En plus de la chaleur du site, il faut trouver des pneumatiques capables de supporter le poids de la voiture à haute vitesse et d’encaisser l’énorme puissance, qui n’est délivrée que sur les roues arrière. Les pneus Dunlop ne supportent pas la charge. Résultat ? Un lot de pneus Englebert, réputés plus solides, est expédié en urgence, par avion, vers la Libye. Il n’y a cependant pas de miracle, car le manque de mise au point est criant. En course, on déchanta très vite. Après un début prometteur, où Nuvolari doubla l’Auto-Union de Taruffi sous les vivats de la foule, les Bimotore reculèrent inexorablement ! L’italien fut obligé de s’arrêter à deux reprises en moins de 7 tours, son pneu arrière gauche ayant éclaté à chaque fois ! Au final, Nuvolari s’arrêta à quatre reprises et changea 13 pneus, terminant à 1 tour des Allemandes. Petite humiliation…
Nuvolari n’en veut plus !
Alfa Romeo ne renonce pas, et les Bimotore sont engagées sur le grand prix de l’Avus, un circuit de très haute vitesse, avec des lignes droites interminables qui sont censées mieux convenir au monstre. Mais la malchance semble s’acharner. Lors du transport des voitures et des pièces détachées de Tripoli à Modène, une caisse contenant des jeux d’engrenages fut perdue. De ce fait, les voitures durent courir sur l’Avus avec des rapports de boîte inadaptés, ne permettant pas d’exploiter pleinement la puissance des moteurs.
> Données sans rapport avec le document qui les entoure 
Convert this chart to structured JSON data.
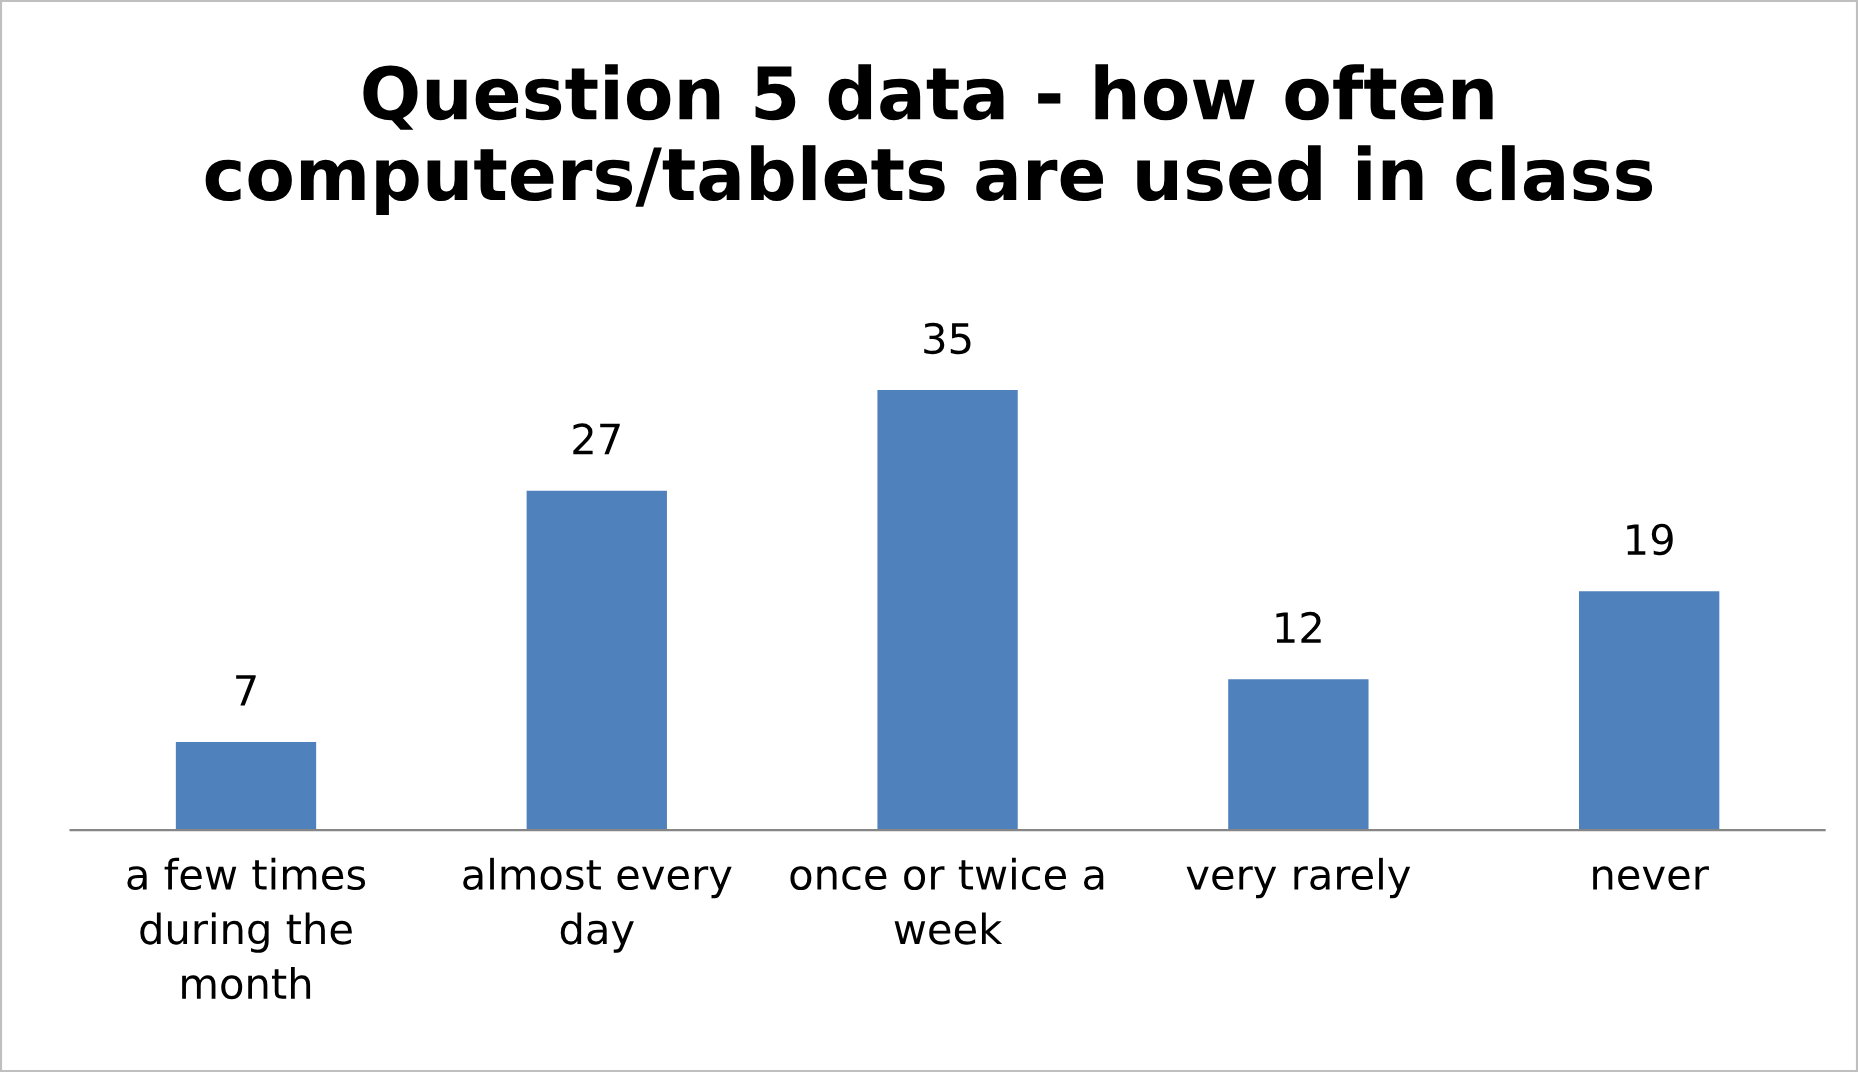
{
  "chart_data": {
    "type": "bar",
    "title": "Question 5 data - how often\ncomputers/tablets are used in class",
    "categories": [
      "a few times\nduring the\nmonth",
      "almost every\nday",
      "once or twice a\nweek",
      "very rarely",
      "never"
    ],
    "values": [
      7,
      27,
      35,
      12,
      19
    ],
    "color": "#4f81bd",
    "data_labels": true,
    "grid": false,
    "legend": false
  }
}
Le résultat ne fut donc guère plus brillant. Lors de la manche 1, Nuvolari fut blessé au bras droit par un morceau de pare-brise qui s’était détaché et ne put se qualifier pour la manche 2. Louis Chiron adopta une conduite prudente et réussit, sans changer de pneus, à décrocher la 4e place, mais encore une fois loin des Allemandes. Ferrari dut se résoudre à l’évidence, comme le dira un célèbre slogan de Pirelli plus tard : sans maîtrise, la puissance n’est rien !
Nuvolari, passablement agacé par la voiture, mit le holà : on ne pouvait rien tirer de la Bimotore en course, trop lourde, tueuse de pneus et difficile à manœuvrer. Le développement fut stoppé, et Alfa Romeo décida de revenir à une P3 évoluée, dotée de nouvelles suspensions et d’un 8 cylindres de 3.2 litres. Nuvolari saura s’en servir avec maestria au grand prix du Nürburgring, quelques semaines plus tard.
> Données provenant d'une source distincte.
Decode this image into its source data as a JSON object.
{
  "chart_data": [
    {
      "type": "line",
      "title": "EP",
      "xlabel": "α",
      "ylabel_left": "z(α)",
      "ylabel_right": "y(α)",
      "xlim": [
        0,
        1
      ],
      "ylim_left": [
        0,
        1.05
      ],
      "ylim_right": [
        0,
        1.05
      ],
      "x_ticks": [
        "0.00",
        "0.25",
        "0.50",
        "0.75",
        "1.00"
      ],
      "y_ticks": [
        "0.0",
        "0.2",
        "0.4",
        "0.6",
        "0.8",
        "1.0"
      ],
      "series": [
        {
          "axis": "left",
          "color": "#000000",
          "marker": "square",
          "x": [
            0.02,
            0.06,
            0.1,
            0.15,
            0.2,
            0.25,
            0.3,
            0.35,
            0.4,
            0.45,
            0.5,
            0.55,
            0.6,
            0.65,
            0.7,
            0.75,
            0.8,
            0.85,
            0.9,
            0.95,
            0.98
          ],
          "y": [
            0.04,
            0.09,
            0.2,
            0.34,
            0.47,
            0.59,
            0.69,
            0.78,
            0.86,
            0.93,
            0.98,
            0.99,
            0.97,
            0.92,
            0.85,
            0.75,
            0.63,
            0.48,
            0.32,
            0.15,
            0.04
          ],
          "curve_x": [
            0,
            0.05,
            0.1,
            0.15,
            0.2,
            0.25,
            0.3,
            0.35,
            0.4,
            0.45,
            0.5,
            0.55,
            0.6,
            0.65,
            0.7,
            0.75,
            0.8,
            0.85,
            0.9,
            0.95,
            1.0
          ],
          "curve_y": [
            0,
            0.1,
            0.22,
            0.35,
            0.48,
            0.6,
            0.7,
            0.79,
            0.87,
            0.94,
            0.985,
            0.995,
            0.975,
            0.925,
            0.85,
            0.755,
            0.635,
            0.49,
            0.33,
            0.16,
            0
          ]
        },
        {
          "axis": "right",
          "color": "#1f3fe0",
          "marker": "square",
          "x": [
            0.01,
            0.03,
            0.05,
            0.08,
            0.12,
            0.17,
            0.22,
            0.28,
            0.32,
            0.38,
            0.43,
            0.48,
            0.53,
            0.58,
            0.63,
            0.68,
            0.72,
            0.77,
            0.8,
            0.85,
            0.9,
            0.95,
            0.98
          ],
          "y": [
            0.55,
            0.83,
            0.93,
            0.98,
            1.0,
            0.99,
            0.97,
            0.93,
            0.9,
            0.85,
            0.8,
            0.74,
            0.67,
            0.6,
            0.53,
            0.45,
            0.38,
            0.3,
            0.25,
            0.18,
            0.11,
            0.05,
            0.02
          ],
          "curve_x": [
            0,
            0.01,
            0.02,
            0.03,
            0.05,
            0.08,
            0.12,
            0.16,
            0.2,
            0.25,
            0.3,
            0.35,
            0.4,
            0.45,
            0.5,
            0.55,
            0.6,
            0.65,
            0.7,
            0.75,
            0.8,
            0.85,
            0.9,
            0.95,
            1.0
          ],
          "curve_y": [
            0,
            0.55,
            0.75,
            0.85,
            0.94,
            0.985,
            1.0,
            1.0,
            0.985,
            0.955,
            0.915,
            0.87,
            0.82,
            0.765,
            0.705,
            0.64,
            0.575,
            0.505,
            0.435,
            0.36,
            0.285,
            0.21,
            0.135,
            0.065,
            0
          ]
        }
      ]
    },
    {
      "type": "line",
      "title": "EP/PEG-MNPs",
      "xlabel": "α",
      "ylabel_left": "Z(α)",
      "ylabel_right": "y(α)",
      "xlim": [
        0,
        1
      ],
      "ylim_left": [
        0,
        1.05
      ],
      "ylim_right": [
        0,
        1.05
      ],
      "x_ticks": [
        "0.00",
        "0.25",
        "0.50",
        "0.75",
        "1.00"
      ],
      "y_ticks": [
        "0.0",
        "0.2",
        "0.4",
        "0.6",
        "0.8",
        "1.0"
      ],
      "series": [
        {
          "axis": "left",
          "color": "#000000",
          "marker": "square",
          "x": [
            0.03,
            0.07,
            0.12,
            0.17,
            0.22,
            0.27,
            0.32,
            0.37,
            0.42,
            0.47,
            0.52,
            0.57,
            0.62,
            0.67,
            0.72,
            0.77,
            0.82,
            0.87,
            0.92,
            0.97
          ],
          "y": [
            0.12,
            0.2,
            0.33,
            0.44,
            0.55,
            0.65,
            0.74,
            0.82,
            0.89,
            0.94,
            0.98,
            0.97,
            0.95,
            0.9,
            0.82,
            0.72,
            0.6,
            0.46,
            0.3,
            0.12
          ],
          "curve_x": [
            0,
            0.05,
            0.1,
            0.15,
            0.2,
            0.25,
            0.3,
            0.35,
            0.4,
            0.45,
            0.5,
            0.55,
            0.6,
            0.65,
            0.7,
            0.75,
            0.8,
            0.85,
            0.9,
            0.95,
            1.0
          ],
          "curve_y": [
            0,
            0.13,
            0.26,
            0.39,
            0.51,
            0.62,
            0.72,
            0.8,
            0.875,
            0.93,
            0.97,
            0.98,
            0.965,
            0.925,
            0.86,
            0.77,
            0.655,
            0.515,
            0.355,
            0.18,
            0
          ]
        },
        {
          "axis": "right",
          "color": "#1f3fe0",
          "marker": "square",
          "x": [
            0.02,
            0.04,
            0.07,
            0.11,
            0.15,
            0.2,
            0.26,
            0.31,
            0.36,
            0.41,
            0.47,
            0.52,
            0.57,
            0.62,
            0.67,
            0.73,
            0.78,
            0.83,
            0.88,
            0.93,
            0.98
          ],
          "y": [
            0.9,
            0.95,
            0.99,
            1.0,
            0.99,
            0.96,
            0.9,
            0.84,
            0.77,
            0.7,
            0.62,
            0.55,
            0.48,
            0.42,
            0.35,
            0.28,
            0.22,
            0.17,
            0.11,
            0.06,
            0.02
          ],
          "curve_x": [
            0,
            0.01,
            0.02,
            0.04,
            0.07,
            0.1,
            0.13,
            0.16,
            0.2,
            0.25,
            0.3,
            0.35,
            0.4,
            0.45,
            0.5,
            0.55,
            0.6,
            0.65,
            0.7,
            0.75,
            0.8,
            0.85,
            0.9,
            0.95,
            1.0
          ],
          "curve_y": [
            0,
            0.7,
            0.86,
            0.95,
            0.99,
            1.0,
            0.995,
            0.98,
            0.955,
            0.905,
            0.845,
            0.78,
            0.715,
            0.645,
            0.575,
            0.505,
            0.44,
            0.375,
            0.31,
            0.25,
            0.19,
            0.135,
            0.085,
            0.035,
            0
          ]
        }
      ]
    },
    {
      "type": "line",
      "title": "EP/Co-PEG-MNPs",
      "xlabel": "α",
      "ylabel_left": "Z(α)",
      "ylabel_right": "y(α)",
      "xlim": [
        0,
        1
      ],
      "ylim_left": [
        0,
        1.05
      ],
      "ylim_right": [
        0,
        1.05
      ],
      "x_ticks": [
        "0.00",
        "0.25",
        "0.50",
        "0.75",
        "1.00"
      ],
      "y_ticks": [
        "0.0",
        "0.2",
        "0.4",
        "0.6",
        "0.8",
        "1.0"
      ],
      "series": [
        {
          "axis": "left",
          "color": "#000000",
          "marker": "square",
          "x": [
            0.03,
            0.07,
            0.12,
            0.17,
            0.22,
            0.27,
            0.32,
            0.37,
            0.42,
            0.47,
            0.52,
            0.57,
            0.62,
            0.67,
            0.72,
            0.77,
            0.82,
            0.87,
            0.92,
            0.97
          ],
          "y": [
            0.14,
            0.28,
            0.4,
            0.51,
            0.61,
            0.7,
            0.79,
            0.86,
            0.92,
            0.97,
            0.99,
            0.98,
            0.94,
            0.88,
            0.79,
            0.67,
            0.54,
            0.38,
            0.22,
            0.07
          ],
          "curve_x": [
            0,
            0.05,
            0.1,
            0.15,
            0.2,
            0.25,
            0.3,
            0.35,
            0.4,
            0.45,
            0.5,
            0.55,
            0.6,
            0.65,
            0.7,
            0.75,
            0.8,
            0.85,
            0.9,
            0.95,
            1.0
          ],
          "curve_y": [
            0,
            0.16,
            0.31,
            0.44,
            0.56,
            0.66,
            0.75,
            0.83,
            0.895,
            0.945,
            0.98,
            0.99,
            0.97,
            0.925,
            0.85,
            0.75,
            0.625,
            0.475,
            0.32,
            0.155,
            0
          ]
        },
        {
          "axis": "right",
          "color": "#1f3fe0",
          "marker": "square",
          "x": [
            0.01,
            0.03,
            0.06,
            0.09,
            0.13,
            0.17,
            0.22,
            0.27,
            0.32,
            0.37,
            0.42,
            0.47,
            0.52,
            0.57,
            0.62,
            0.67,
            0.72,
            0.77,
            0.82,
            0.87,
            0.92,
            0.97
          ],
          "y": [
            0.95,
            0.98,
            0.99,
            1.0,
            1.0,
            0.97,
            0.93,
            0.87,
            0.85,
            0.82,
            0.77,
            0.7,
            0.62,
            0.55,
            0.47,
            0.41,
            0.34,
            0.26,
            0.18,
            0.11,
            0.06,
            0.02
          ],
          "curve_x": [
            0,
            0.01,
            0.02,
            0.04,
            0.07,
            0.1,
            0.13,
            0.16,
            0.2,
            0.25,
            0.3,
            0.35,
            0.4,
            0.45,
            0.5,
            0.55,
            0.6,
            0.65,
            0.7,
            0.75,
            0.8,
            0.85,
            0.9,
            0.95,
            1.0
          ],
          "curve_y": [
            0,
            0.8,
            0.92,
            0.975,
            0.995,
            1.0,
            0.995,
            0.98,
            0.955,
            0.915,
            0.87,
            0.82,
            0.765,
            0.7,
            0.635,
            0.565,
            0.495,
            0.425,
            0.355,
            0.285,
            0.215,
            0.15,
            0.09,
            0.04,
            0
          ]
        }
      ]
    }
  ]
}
Un record pour partir la tête haute
La Bimotore ne pouvait cependant rester sur un échec. Nuvolari fut ainsi sollicité pour aller chercher des records. En juin, il vise le record de vitesse du kilomètre et du mile lancés, sur la toute nouvelle autoroute Firenze-Mare. Le Mantouan volant (peut-être le seul assez dingue pour le faire surtout !) remporte le record de classe B (entre 5000 et 8000cc), à la vitesse de 321,428 km/h sur le kilomètre lancé et 323,125 km/h sur le mile lancé, avec une pointe à 364 Km/h ! Une fois ce « lot de consolation » acquis, la Bimoteur fut définitivement dirigée vers un garage des ateliers de la Scuderia Ferrari, avant d’être vendue à un pilote amateur anglais, qui la fit courir à Donington et Brooklands, mais dans une configuration à 1 moteur.